Now I wanted to improve the detection rate and created another set of images which show the helmet from all possible angles. When I try to train these files I get:

2021-04-12 20:45:14 - Epoch: 0, Validation Loss: nan, Validation Regression Loss nan, Validation Classification Loss: nan

To make sure my dataset is in the correct format, I created two simple test-folders. One with an image + annotations from the first training session which works and a second one from my new set which returns nan.

I’ve attached a zip-file with the datasets. ssd_training_test.zip (1.6 MB)

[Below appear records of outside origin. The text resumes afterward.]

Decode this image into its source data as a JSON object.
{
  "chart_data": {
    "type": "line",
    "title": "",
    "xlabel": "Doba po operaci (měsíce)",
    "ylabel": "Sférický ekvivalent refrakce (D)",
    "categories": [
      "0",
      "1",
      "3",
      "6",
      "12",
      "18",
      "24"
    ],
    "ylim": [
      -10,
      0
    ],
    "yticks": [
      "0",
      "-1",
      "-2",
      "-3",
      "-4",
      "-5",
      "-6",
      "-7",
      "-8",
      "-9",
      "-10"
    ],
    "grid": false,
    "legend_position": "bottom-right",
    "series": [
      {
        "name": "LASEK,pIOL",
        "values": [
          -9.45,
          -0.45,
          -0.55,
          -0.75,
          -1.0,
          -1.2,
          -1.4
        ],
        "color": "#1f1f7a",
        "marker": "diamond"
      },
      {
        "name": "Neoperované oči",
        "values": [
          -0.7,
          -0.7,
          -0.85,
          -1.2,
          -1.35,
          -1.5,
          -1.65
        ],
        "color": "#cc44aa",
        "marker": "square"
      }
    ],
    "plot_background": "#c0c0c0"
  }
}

I’m running them with the following command line:

Test1 works fine:
python3 train_ssd.py --dataset-type=voc --data=data/test1 --model-dir=models/test1 --num-epochs=100 --num-workers=10 --batch-size=1

Test2 returns nan:
python3 train_ssd.py --dataset-type=voc --data=data/test2 --model-dir=models/test2 --num-epochs=100 --num-workers=10 --batch-size=1

I have no clue where my error is? Anybody has any ideas?

Hi @moritz3, typically when NaN’s occur, there is something malformed/corrupted about one or more image annotations in the training dataset. Perhaps the bounding box values are very large (overflow) or negative.

I would uncomment this line of code: https://github.com/dusty-nv/pytorch-ssd/blob/e7b5af50a157c50d3bab8f55089ce57c2c812f37/vision/datasets/voc_dataset.py#L76

And then run train_ssd.py with --batch-size=1 --num-workers=1 --debug-steps=1

This will then print out which image is loaded, and you should look for when the loss becomes NaN. The most recent image to be loaded is the one that caused the NaN - check it’s annotations.

Thanks for your answer! I could figure out where my Annotation-data is causing issues. Sometimes x/ymin and x/ymax are reversed; so the min number is actually bigger than the max-number.

I’ll have to make sure my code produces the correct annotation data. That fixed my issues.

Thanks again!

OK cool, glad that you were able to find the problematic annotations and get it training!